Vectors and Matrices

Linear algebra is the mathematical foundation of machine learning. Every operation in a neural network (matrix multiplications in linear layers, dot products in attention, projections in dimensionality reduction) is a linear algebra operation. The objects are vectors (representing data points, embeddings, gradients) and matrices (representing transformations, weight matrices, covariance structures). This chapter introduces these objects, the operations defined on them, and the geometric intuitions that make them powerful tools for ML.

Vector Spaces

A **vector space** $V$ over $\mathbb{R}$ is a set equipped with two operations, vector addition and scalar multiplication, satisfying the following axioms:

Closure: $u + v \in V$ and $\alpha v \in V$ for all $u, v \in V$ , $\alpha \in \mathbb{R}$
Associativity: $(u + v) + w = u + (v + w)$
Commutativity: $u + v = v + u$
Additive identity: There exists $0 \in V$ such that $v + 0 = v$
Additive inverse: For each $v$ , there exists $-v$ such that $v + (-v) = 0$
Scalar distributivity: $\alpha(u + v) = \alpha u + \alpha v$
Vector distributivity: $(\alpha + \beta)v = \alpha v + \beta v$
Scalar associativity: $\alpha(\beta v) = (\alpha\beta) v$
Scalar identity: $1 \cdot v = v$

The standard example is $\mathbb{R}^n$ , the space of $n$ -tuples of real numbers.

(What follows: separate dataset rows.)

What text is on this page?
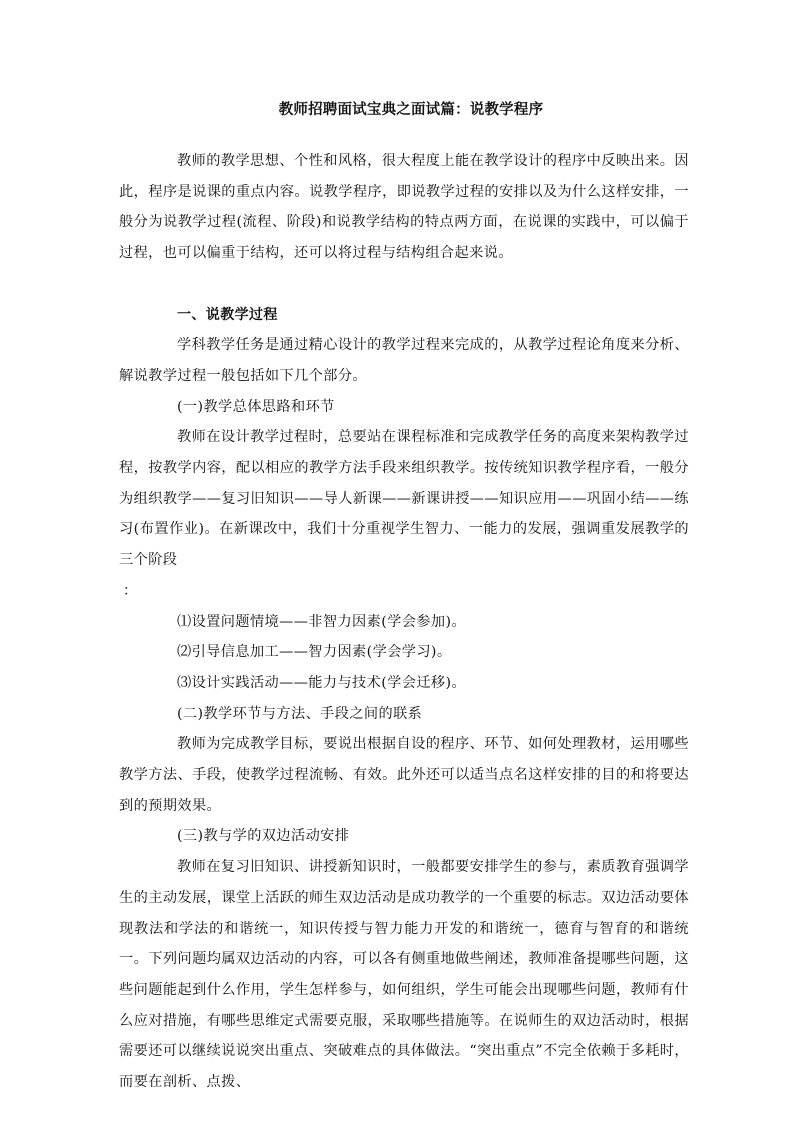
教师招聘面试宝典之面试篇：说教学程序

教师的教学思想、个性和风格，很大程度上能在教学设计的程序中反映出来。因此，程序是说课的重点内容。说教学程序，即说教学过程的安排以及为什么这样安排，一般分为说教学过程(流程、阶段)和说教学结构的特点两方面，在说课的实践中，可以偏于过程，也可以偏重于结构，还可以将过程与结构组合起来说。

一、说教学过程

学科教学任务是通过精心设计的教学过程来完成的，从教学过程论角度来分析、解说教学过程一般包括如下几个部分。

(一)教学总体思路和环节

教师在设计教学过程时，总要站在课程标准和完成教学任务的高度来架构教学过程，按教学内容，配以相应的教学方法手段来组织教学。按传统知识教学程序看，一般分为组织教学——复习旧知识——导人新课——新课讲授——知识应用——巩固小结——练习(布置作业)。在新课改中，我们十分重视学生智力、一能力的发展，强调重发展教学的三个阶段

：

⑴设置问题情境——非智力因素(学会参加)。

⑵引导信息加工——智力因素(学会学习)。

⑶设计实践活动——能力与技术(学会迁移)。

(二)教学环节与方法、手段之间的联系

教师为完成教学目标，要说出根据自设的程序、环节、如何处理教材，运用哪些教学方法、手段，使教学过程流畅、有效。此外还可以适当点名这样安排的目的和将要达到的预期效果。

(三)教与学的双边活动安排

教师在复习旧知识、讲授新知识时，一般都要安排学生的参与，素质教育强调学生的主动发展，课堂上活跃的师生双边活动是成功教学的一个重要的标志。双边活动要体现教法和学法的和谐统一，知识传授与智力能力开发的和谐统一，德育与智育的和谐统一。下列问题均属双边活动的内容，可以各有侧重地做些阐述，教师准备提哪些问题，这些问题能起到什么作用，学生怎样参与，如何组织，学生可能会出现哪些问题，教师有什么应对措施，有哪些思维定式需要克服，采取哪些措施等。在说师生的双边活动时，根据需要还可以继续说说突出重点、突破难点的具体做法。“突出重点”不完全依赖于多耗时，而要在剖析、点拨、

In machine learning, a data point is a vector $x \in \mathbb{R}^n$ where $n$ is the number of features. A dataset of $m$ points is a matrix $X \in \mathbb{R}^{m \times n}$ where each row is a data point.

A **subspace** $W \subseteq V$ is a subset that is itself a vector space under the same operations. Equivalently, $W$ is a subspace iff it is closed under addition and scalar multiplication: for all $u, w \in W$ and $\alpha \in \mathbb{R}$, $u + w \in W$ and $\alpha w \in W$. Every subspace contains the zero vector. **Column space as subspace.** The column space of a matrix $A \in \mathbb{R}^{m \times n}$ is $\text{col}(A) = \{Ax : x \in \mathbb{R}^n\}$, the set of all linear combinations of the columns of $A$. This is a subspace of $\mathbb{R}^m$ with dimension equal to $\text{rank}(A)$. In linear regression, the predicted values $\hat{y} = X\hat{\theta}$ always lie in the column space of $X$.

Dot Product and Inner Products

The **dot product** (Euclidean inner product) of two vectors $x, y \in \mathbb{R}^n$ is:

$x \cdot y = x^\top y = \sum_{i=1}^{n} x_i y_i = \|x\| \|y\| \cos \theta$

where $\theta$ is the angle between them (elsewhere in this section, $\theta$ also denotes regression parameters; context disambiguates). More generally, an inner product $\langle \cdot, \cdot \rangle$ is any function $V \times V \to \mathbb{R}$ that is:

Bilinear: linear in each argument
Symmetric: $\langle x, y \rangle = \langle y, x \rangle$
Positive definite: $\langle x, x \rangle \geq 0$ for all $x$ , with equality iff $x = 0$

The dot product is the most fundamental operation in ML:

Cosine similarity: $\cos\theta = \frac{x^\top y}{\|x\|\|y\|}$ measures angular similarity between embeddings. Used for retrieval, clustering, and nearest-neighbor search.
Attention scores: $\text{score}(q, k) = q^\top k / \sqrt{d}$ is a scaled dot product between query and key vectors.
Kernel methods: Replace $x^\top y$ with a kernel function $k(x,y)$ that implicitly computes the dot product in a higher-dimensional feature space.
Linear layers: $y = Wx + b$ computes $n$ dot products (one per output dimension) between the weight rows and the input.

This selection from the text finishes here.